ああ、やかましいなぁ。姉と二人だからだろうけど、美妃那はこの前よりもずっとはしゃいでいる。発言を許可するんじゃなかった。だけど美妃那には、話してもらわなきゃならないことがあるんだよ!
「あの、美妃那さん、ちょっと聞きたいんですけど……」
「はい、なんでしょう? 佐智子さん」
「なんで、ルームメイトにしたいのがお姉さんだって、言ってくれなかったんですか?」
「だって『同じ高校の生徒をルームメイトにしたい』って、わたしが言ったら、佐智子さんが『本人に会ってから決めたい』って言ったじゃないですか。だから、詠那の面接の前に、あまり詠那のことを話しちゃいけないのかなと」
「普通、いちばん最初に『姉をルームメイトにしたい』って言いませんか? 『同じ高校の生徒』とかじゃなくて」
「え~、だってわたしたち三人は、これから同じ大学の学生になるのですよ。話の流れとして、『同じ高校の生徒』から話すでしょ?」
え~、そうかなぁ? とは思うけど、なんか理屈は通ってる気がしてしまう。やはり、美妃那はおしゃべりが上手……って言うよりクチがうまい。
「それにしたって、双子のお姉さんだってことは話して欲しかったですけど……」
私が言うと、
「ごめんなさい。隠すつもりは無かったんです。けっして、サプライズを狙ったわけではないのですよ」
美妃那が言った。ああ、そうですか。サプライズを狙ったんですね……しかし、そうは言っても、美妃那の話をさえぎって、ルームメイト候補について詳しく聞こうとしなかったのは私だし、あんまり文句も言えないんだよなぁ……と反省していたら、詠那がクチを出してきた。
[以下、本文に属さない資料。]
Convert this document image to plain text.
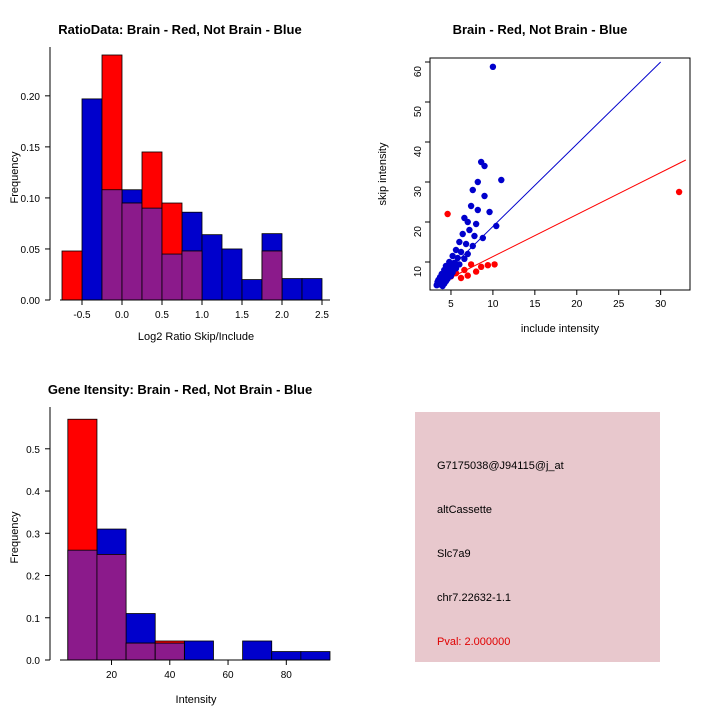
RatioData: Brain - Red, Not Brain - Blue
-0.5 0.0	0.5	1.0	1.5	2.0	2.5
0.00
0.05
0.10
0.15
0.20
Log2 Ratio Skip/Include
Frequency
Brain - Red, Not Brain - Blue
5	10	15	20	25	30
10
20
30
40
50
60
include intensity
skip intensity
Gene Itensity: Brain - Red, Not Brain - Blue
20	40	60	80
0.0
0.1
0.2
0.3
0.4
0.5
Intensity
Frequency
G7175038@J94115@j_at
altCassette
Slc7a9
chr7.22632-1.1
Pval: 2.000000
「佐智子さん、わたしね、美妃那とは三年間同じ高校に通ってましたけど、一度も同じクラスにしてもらえなかったんですよ」
ああ、それは美妃那も言ってたな。
「わたし、とっても悲しくて、寂しかったんですけど……しょうがないですよね。同じ顔がクラスに二人いたら、先生もクラスメイトも困ってしまいますものね」
詠那は続けてそう言って、微笑んだ。
ああ、なるほど。本日面接にいらっしゃった高槻詠那さんは、周囲の人たちに気を使う常識のある考え方ができるのですね。素晴しいです。だけどそれなら、同じ顔の二人がルームメイトになったら、もうひとりの私が困るって、なんで考えてくれないのでしょうか?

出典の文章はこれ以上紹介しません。